The special, deeply-penetrating ingredients of Nanolex Trim Rejuvenator ensure that the trim does not fade or become brittle. The typical effects of weathering and greying are also prevented. Nanolex Trim Rejuvenator cleanses gently and adds durability, plus it penetrates the surfaces easily and quickly without adding a greasy finish or leaving an artificial shine.

With proper maintenance Nanolex Trim Rejuvenator will last approximately 10,000 miles on the surfaces it was applied to.

*Features & Benefits:*

Restores faded trim
Non-greasy finish
Highly durable
Protects against harsh cleaners and acid rain
Nanolex Trim Rejuvenator was developed, tested and manufactured in Germany

*The Method:*

As some of you my remember I corrected my in-laws CX-5 in another post, due to the state of the trim on that car the other trim restorer completely wore off in a few weeks so it's going back into Mazda to be reviewed in a month, they were therefore up for allowing me to test Nanolex's product on it.

I started out by giving the test panel a good clean with APC, rinsed and throughly dried.



I then applied the product to a lint free applicator and applied to the test panel. I then wiped off any additional residue.



I then applied a second coat after 5 minutes (Nanolex say 2 minutes is all that's required for the product to cure).



(The above picture was taken before the product had fully cured.)

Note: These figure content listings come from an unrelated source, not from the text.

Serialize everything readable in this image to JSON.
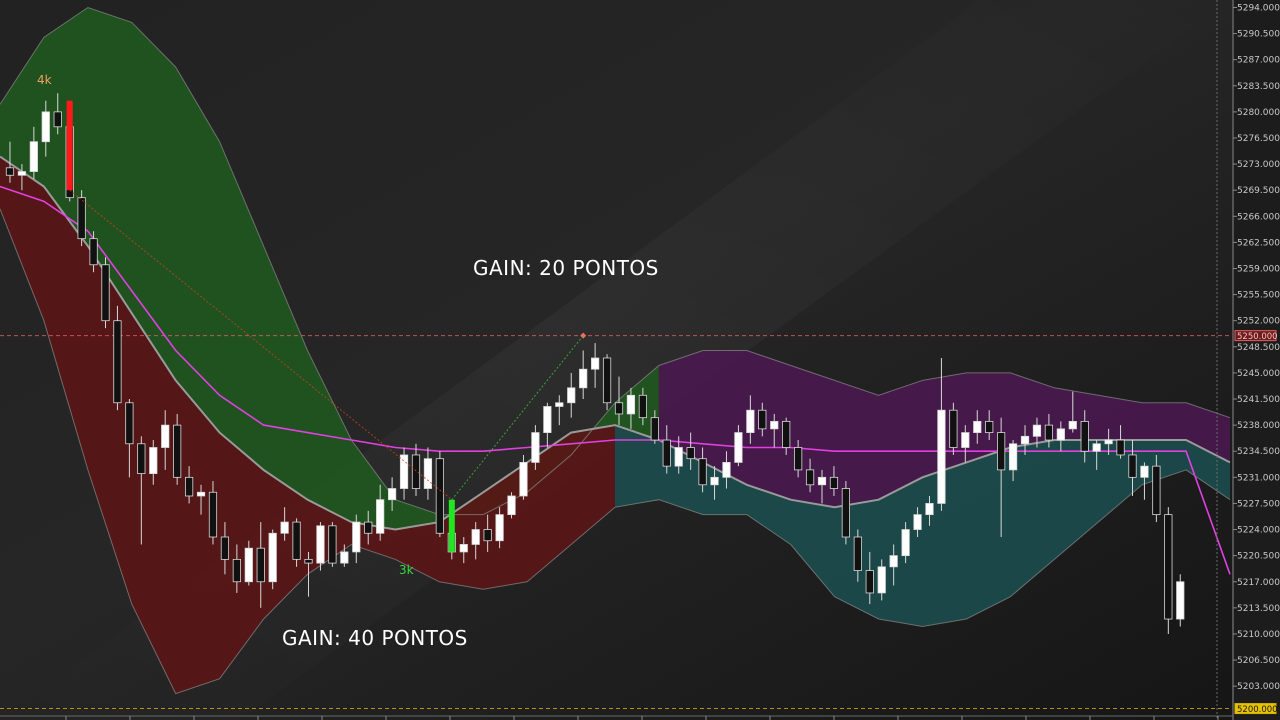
{
  "chart_data": {
    "type": "candlestick",
    "ylim": [
      5199,
      5295
    ],
    "y_ticks": [
      "5294.000",
      "5290.500",
      "5287.000",
      "5283.500",
      "5280.000",
      "5276.500",
      "5273.000",
      "5269.500",
      "5266.000",
      "5262.500",
      "5259.000",
      "5255.500",
      "5252.000",
      "5248.500",
      "5245.000",
      "5241.500",
      "5238.000",
      "5234.500",
      "5231.000",
      "5227.500",
      "5224.000",
      "5220.500",
      "5217.000",
      "5213.500",
      "5210.000",
      "5206.500",
      "5203.000"
    ],
    "h_lines": [
      {
        "price": 5250.0,
        "tag": "5250.000",
        "color": "#e06060"
      },
      {
        "price": 5200.0,
        "tag": "5200.000",
        "color": "#d4b400"
      }
    ],
    "annotations": [
      {
        "text": "GAIN: 20 PONTOS"
      },
      {
        "text": "GAIN: 40 PONTOS"
      }
    ],
    "volume_labels": [
      {
        "text": "4k",
        "color": "#f0a060"
      },
      {
        "text": "3k",
        "color": "#3ad83a"
      }
    ],
    "candles": [
      [
        5272.5,
        5276.0,
        5270.5,
        5271.5
      ],
      [
        5271.5,
        5273.0,
        5269.5,
        5272.0
      ],
      [
        5272.0,
        5278.0,
        5271.0,
        5276.0
      ],
      [
        5276.0,
        5281.5,
        5274.0,
        5280.0
      ],
      [
        5280.0,
        5282.5,
        5277.0,
        5278.0
      ],
      [
        5278.0,
        5279.0,
        5268.0,
        5268.5
      ],
      [
        5268.5,
        5269.5,
        5262.0,
        5263.0
      ],
      [
        5263.0,
        5264.0,
        5258.5,
        5259.5
      ],
      [
        5259.5,
        5260.5,
        5251.0,
        5252.0
      ],
      [
        5252.0,
        5254.0,
        5240.0,
        5241.0
      ],
      [
        5241.0,
        5241.5,
        5231.0,
        5235.5
      ],
      [
        5235.5,
        5236.5,
        5222.0,
        5231.5
      ],
      [
        5231.5,
        5236.0,
        5230.0,
        5235.0
      ],
      [
        5235.0,
        5240.0,
        5232.0,
        5238.0
      ],
      [
        5238.0,
        5239.5,
        5230.0,
        5231.0
      ],
      [
        5231.0,
        5232.5,
        5227.5,
        5228.5
      ],
      [
        5228.5,
        5230.0,
        5226.0,
        5229.0
      ],
      [
        5229.0,
        5230.5,
        5222.0,
        5223.0
      ],
      [
        5223.0,
        5225.0,
        5218.0,
        5220.0
      ],
      [
        5220.0,
        5222.0,
        5215.5,
        5217.0
      ],
      [
        5217.0,
        5222.5,
        5216.5,
        5221.5
      ],
      [
        5221.5,
        5225.0,
        5213.5,
        5217.0
      ],
      [
        5217.0,
        5224.0,
        5216.0,
        5223.5
      ],
      [
        5223.5,
        5227.0,
        5222.5,
        5225.0
      ],
      [
        5225.0,
        5225.5,
        5219.0,
        5220.0
      ],
      [
        5220.0,
        5221.0,
        5215.0,
        5219.5
      ],
      [
        5219.5,
        5225.0,
        5218.5,
        5224.5
      ],
      [
        5224.5,
        5225.0,
        5219.0,
        5219.5
      ],
      [
        5219.5,
        5222.0,
        5219.0,
        5221.0
      ],
      [
        5221.0,
        5226.0,
        5219.5,
        5225.0
      ],
      [
        5225.0,
        5226.5,
        5222.0,
        5223.5
      ],
      [
        5223.5,
        5230.0,
        5222.5,
        5228.0
      ],
      [
        5228.0,
        5231.0,
        5226.5,
        5229.5
      ],
      [
        5229.5,
        5235.0,
        5228.0,
        5234.0
      ],
      [
        5234.0,
        5235.5,
        5228.5,
        5229.5
      ],
      [
        5229.5,
        5235.0,
        5228.0,
        5233.5
      ],
      [
        5233.5,
        5234.5,
        5223.0,
        5223.5
      ],
      [
        5223.5,
        5225.0,
        5220.0,
        5221.0
      ],
      [
        5221.0,
        5223.0,
        5219.5,
        5222.0
      ],
      [
        5222.0,
        5225.0,
        5220.0,
        5224.0
      ],
      [
        5224.0,
        5226.0,
        5221.0,
        5222.5
      ],
      [
        5222.5,
        5227.0,
        5221.5,
        5226.0
      ],
      [
        5226.0,
        5229.0,
        5225.5,
        5228.5
      ],
      [
        5228.5,
        5234.0,
        5228.0,
        5233.0
      ],
      [
        5233.0,
        5238.0,
        5232.0,
        5237.0
      ],
      [
        5237.0,
        5241.0,
        5235.0,
        5240.5
      ],
      [
        5240.5,
        5242.0,
        5238.0,
        5241.0
      ],
      [
        5241.0,
        5245.0,
        5239.0,
        5243.0
      ],
      [
        5243.0,
        5248.0,
        5241.5,
        5245.5
      ],
      [
        5245.5,
        5249.0,
        5243.0,
        5247.0
      ],
      [
        5247.0,
        5247.5,
        5240.0,
        5241.0
      ],
      [
        5241.0,
        5244.5,
        5238.0,
        5239.5
      ],
      [
        5239.5,
        5243.0,
        5237.5,
        5242.0
      ],
      [
        5242.0,
        5243.0,
        5238.0,
        5239.0
      ],
      [
        5239.0,
        5240.0,
        5235.5,
        5236.0
      ],
      [
        5236.0,
        5238.0,
        5231.5,
        5232.5
      ],
      [
        5232.5,
        5236.5,
        5231.5,
        5235.0
      ],
      [
        5235.0,
        5237.0,
        5232.0,
        5233.5
      ],
      [
        5233.5,
        5235.0,
        5229.0,
        5230.0
      ],
      [
        5230.0,
        5232.5,
        5228.0,
        5231.0
      ],
      [
        5231.0,
        5234.5,
        5229.5,
        5233.0
      ],
      [
        5233.0,
        5238.0,
        5232.5,
        5237.0
      ],
      [
        5237.0,
        5242.0,
        5235.5,
        5240.0
      ],
      [
        5240.0,
        5241.0,
        5236.5,
        5237.5
      ],
      [
        5237.5,
        5239.5,
        5235.0,
        5238.5
      ],
      [
        5238.5,
        5239.0,
        5234.0,
        5235.0
      ],
      [
        5235.0,
        5236.0,
        5231.0,
        5232.0
      ],
      [
        5232.0,
        5233.5,
        5229.0,
        5230.0
      ],
      [
        5230.0,
        5232.0,
        5227.5,
        5231.0
      ],
      [
        5231.0,
        5232.5,
        5228.5,
        5229.5
      ],
      [
        5229.5,
        5230.5,
        5222.0,
        5223.0
      ],
      [
        5223.0,
        5224.0,
        5217.0,
        5218.5
      ],
      [
        5218.5,
        5221.0,
        5214.0,
        5215.5
      ],
      [
        5215.5,
        5220.0,
        5214.5,
        5219.0
      ],
      [
        5219.0,
        5222.0,
        5216.5,
        5220.5
      ],
      [
        5220.5,
        5225.0,
        5219.5,
        5224.0
      ],
      [
        5224.0,
        5227.0,
        5223.0,
        5226.0
      ],
      [
        5226.0,
        5228.5,
        5224.5,
        5227.5
      ],
      [
        5227.5,
        5247.0,
        5226.5,
        5240.0
      ],
      [
        5240.0,
        5241.0,
        5234.0,
        5235.0
      ],
      [
        5235.0,
        5238.0,
        5233.0,
        5237.0
      ],
      [
        5237.0,
        5240.0,
        5235.5,
        5238.5
      ],
      [
        5238.5,
        5240.0,
        5236.0,
        5237.0
      ],
      [
        5237.0,
        5239.0,
        5223.0,
        5232.0
      ],
      [
        5232.0,
        5236.0,
        5230.5,
        5235.5
      ],
      [
        5235.5,
        5238.0,
        5234.0,
        5236.5
      ],
      [
        5236.5,
        5239.0,
        5235.0,
        5238.0
      ],
      [
        5238.0,
        5239.5,
        5235.0,
        5236.0
      ],
      [
        5236.0,
        5238.5,
        5234.5,
        5237.5
      ],
      [
        5237.5,
        5242.5,
        5237.0,
        5238.5
      ],
      [
        5238.5,
        5240.0,
        5233.0,
        5234.5
      ],
      [
        5234.5,
        5236.0,
        5232.0,
        5235.5
      ],
      [
        5235.5,
        5237.5,
        5234.0,
        5236.0
      ],
      [
        5236.0,
        5238.0,
        5233.5,
        5234.0
      ],
      [
        5234.0,
        5236.0,
        5228.5,
        5231.0
      ],
      [
        5231.0,
        5233.0,
        5228.0,
        5232.5
      ],
      [
        5232.5,
        5234.0,
        5225.0,
        5226.0
      ],
      [
        5226.0,
        5227.0,
        5210.0,
        5212.0
      ],
      [
        5212.0,
        5218.0,
        5211.0,
        5217.0
      ]
    ],
    "signals": [
      {
        "type": "sell",
        "candle": 5,
        "high": 5281.5,
        "low": 5269.5,
        "color": "#ff1a1a"
      },
      {
        "type": "buy",
        "candle": 37,
        "high": 5228.0,
        "low": 5221.0,
        "color": "#22e622"
      }
    ],
    "target_marks": [
      {
        "candle": 48,
        "price": 5250.0,
        "color": "#ff6a5a"
      }
    ],
    "bands": {
      "upper": [
        5281,
        5290,
        5294,
        5292,
        5286,
        5276,
        5262,
        5248,
        5236,
        5228,
        5226,
        5226,
        5229,
        5234,
        5241,
        5246,
        5248,
        5248,
        5246,
        5244,
        5242,
        5244,
        5245,
        5245,
        5243,
        5242,
        5241,
        5241,
        5239
      ],
      "middle": [
        5274,
        5270,
        5262,
        5253,
        5244,
        5237,
        5232,
        5228,
        5225,
        5224,
        5225,
        5229,
        5233,
        5237,
        5238,
        5236,
        5233,
        5230,
        5228,
        5227,
        5228,
        5231,
        5233,
        5235,
        5236,
        5236,
        5236,
        5236,
        5233
      ],
      "lower": [
        5267,
        5252,
        5232,
        5214,
        5202,
        5204,
        5212,
        5218,
        5222,
        5220,
        5217,
        5216,
        5217,
        5222,
        5227,
        5228,
        5226,
        5226,
        5222,
        5215,
        5212,
        5211,
        5212,
        5215,
        5220,
        5225,
        5230,
        5232,
        5228
      ]
    },
    "ma": [
      5270,
      5268,
      5264,
      5256,
      5248,
      5242,
      5238,
      5237,
      5236,
      5235,
      5234.5,
      5234.5,
      5235,
      5235.5,
      5236,
      5236,
      5235.5,
      5235,
      5235,
      5234.5,
      5234.5,
      5234.5,
      5234.5,
      5234.5,
      5234.5,
      5234.5,
      5234.5,
      5234.5,
      5218
    ]
  }
}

I then waited to see if I was happy with the results. After some consideration I decided to apply another (3rd) coat. This really brought the trim up to the finish I was looking for.



*Price:*
The 100ml bottle is available from various suppliers for around £14, this is well below some of the other brands that are currently on the market.

The 200ml bottle is available from £21

The 1000ml bottle is available from £67

*Would I use this again?:*
Yes, given the price and the size of the bottle I wouldn't have any hesitation in reaching for this again.

*Cossie's verdict?:*
A well thought out product which costs (ml for ml) 7 times less than some of the other brands. I also like the fact that it's easy to adjust the finish dependant on your taste. For me 3 coats was enough. As for durability? I'll be testing it some more on other types of trim to get a better understanding.

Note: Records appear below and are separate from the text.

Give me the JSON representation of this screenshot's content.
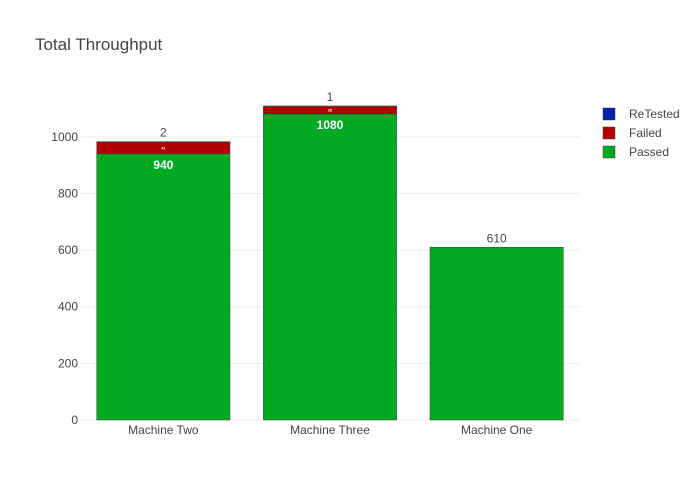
{
  "chart_data": {
    "type": "bar",
    "title": "Total Throughput",
    "categories": [
      "Machine Two",
      "Machine Three",
      "Machine One"
    ],
    "series": [
      {
        "name": "Passed",
        "values": [
          940,
          1080,
          610
        ],
        "color": "#00aa22",
        "labels": [
          "940",
          "1080",
          "610"
        ]
      },
      {
        "name": "Failed",
        "values": [
          41,
          28,
          0
        ],
        "color": "#b20000",
        "labels": [
          "41",
          "28",
          ""
        ]
      },
      {
        "name": "ReTested",
        "values": [
          2,
          1,
          0
        ],
        "color": "#0022aa",
        "labels": [
          "2",
          "1",
          ""
        ]
      }
    ],
    "legend": [
      "ReTested",
      "Failed",
      "Passed"
    ],
    "legend_position": "top-right",
    "ylim": [
      0,
      1130
    ],
    "yticks": [
      0,
      200,
      400,
      600,
      800,
      1000
    ],
    "grid": true,
    "stacked": true
  }
}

*Anything I would change?:*
Hard to say at this point. The sample I received didn't come with any applicators, if that is the case with the full product then perhaps a few included would be useful - although I'm nitpicking here.

I hope you enjoyed reading this review and as always if you have any questions feel free to ask.

Cheers

Cossiecol


----------



## Pittsy (Jun 14, 2014)

Nice review Col:thumb:

One quick question.... Have you got a Mini to test it on? 

Mini trims are really hard to get looking right


----------



## cossiecol (Jun 29, 2014)

Pittsy said:


> Nice review Col:thumb:
> 
> One quick question.... Have you got a Mini to test it on?
> 
> Mini trims are really hard to get looking right


Might be able to get my hands on one as my mate has a Cooper S, might look into it. :thumb:


----------



## Pittsy (Jun 14, 2014)

cossiecol said:


> Might be able to get my hands on one as my mate has a Cooper S, might look into it. :thumb:


Ask him dude, its a real good test...

And i am sure he wouldn't mind:lol:


----------